EN una era en la que puedes expresar tu apoyo a una causa pulsando un me gusta, en la que escribes una pequeña frase que puede llegar a cientos de miles de personas hasta el punto, quién sabe, de que puedes comenzar una revolución; en un tiempo, en definitiva, en el que un pequeño smartphone nos permite compartir conocimientos, ideas y sentimientos como nunca antes, esto que llamamos democracia sigue consistiendo en entregar tu voto, sin condiciones, cada cuatro años. Lo mismo desde hace siglos. Hay mucha más democracia en Facebook o Twitter, que al fin y al cabo te permiten retirar de forma inmediata tu apoyo a algo y expresar tu disgusto, que en España y Europa. Regalamos nuestro voto como quien da un cheque en blanco, sin más factura o contrato que un programa electoral, ese conjunto de promesas del que gracias a Rajoy y a su peculiar concepto del deber ya sabemos con seguridad que tiene el mismo valor y utilidad que el papel higiénico del Lidl.
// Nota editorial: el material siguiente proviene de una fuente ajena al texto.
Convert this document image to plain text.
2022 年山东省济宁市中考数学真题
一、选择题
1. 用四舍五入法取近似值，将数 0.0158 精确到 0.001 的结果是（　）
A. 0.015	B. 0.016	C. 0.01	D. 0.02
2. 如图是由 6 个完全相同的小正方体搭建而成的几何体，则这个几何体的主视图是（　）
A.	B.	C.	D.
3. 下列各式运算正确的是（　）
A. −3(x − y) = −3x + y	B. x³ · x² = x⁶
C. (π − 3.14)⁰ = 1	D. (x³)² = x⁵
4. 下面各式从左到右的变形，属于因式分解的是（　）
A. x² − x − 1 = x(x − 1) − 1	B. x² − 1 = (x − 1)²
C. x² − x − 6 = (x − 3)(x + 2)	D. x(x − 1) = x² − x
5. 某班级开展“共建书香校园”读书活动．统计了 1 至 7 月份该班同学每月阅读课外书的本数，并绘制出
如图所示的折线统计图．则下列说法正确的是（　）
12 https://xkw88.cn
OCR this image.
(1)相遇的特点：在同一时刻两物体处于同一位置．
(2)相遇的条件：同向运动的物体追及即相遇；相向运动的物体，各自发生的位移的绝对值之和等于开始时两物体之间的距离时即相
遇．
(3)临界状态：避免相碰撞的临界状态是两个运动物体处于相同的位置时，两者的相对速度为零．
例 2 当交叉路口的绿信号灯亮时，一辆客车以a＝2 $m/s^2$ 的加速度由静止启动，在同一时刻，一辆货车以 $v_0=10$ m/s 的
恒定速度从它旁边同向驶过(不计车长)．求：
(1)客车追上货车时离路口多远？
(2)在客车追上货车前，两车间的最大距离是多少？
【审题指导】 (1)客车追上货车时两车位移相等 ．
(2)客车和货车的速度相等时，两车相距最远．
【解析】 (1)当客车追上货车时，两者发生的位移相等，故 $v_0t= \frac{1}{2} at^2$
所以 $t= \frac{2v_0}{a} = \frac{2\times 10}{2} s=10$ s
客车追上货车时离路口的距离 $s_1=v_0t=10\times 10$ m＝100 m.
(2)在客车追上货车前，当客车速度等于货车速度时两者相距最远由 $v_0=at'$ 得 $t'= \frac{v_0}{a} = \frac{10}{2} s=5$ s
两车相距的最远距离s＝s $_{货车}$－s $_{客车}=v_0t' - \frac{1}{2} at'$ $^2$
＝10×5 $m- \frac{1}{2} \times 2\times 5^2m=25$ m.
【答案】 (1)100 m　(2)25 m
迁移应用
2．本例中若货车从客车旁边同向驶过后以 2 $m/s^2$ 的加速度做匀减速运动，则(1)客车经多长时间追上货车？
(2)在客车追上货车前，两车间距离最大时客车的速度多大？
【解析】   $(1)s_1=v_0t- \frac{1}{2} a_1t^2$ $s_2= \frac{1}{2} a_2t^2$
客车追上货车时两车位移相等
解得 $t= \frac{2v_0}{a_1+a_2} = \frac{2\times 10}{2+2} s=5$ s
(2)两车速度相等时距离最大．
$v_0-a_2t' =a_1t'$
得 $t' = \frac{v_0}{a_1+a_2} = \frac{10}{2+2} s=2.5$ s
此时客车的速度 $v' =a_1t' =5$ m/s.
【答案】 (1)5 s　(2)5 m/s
Cada cuatro años, en las elecciones generales, autonómicas y municipales, metemos en una urna una papeleta con unas siglas y con un montón de nombres que no hemos elegido. Personas que tomarán muchas, demasiadas decisiones en nuestro nombre. Desde el número de alumnos por clase o el dinero que se destina a I+D hasta avalar las pérdidas de un banco o construir aeropuertos y estaciones de AVE en lugares sin viajeros. Y harán muchísimos nombramientos en la estructura institucional. Nombrarán a los jueces del Supremo y del Constitucional, a los mandos de los cuerpos policiales, a los embajadores, a los jefes de informativos de las televisiones públicas, a los altos cargos de las empresas estatales, autonómicas y municipales. Se meterán en todo, nombrarán a los suyos en todas partes y será en nuestro nombre. Elegirán, también, a los presidentes de las diputaciones, con cada vez más poder pese a que la gente no las vota.

Cuanto más alto subamos en la escala del poder, menos democracia se respira. No votamos a los responsables del Fondo Monetario Internacional, ni al presidente del Banco Central Europeo. Tampoco votamos, o al menos no recuerdo haberlo hecho, ni al presidente de la Comisión Europea, Durao Barroso, ni al del Consejo, Van Rompuy. Y desde luego ni yo, ni usted, hemos votado a los mercados. Esos para los que ahora todo el mundo gobierna. La voz que manda en Europa y que se ríe con desprecio de lo que salga de las urnas. "Italia es un caso grave, contagioso, infeccioso para Europa", ha dicho el ministro alemán de Finanzas, Wolfgang Schäuble. Como si la democracia fuera una enfermedad. Está enferma, que es distinto.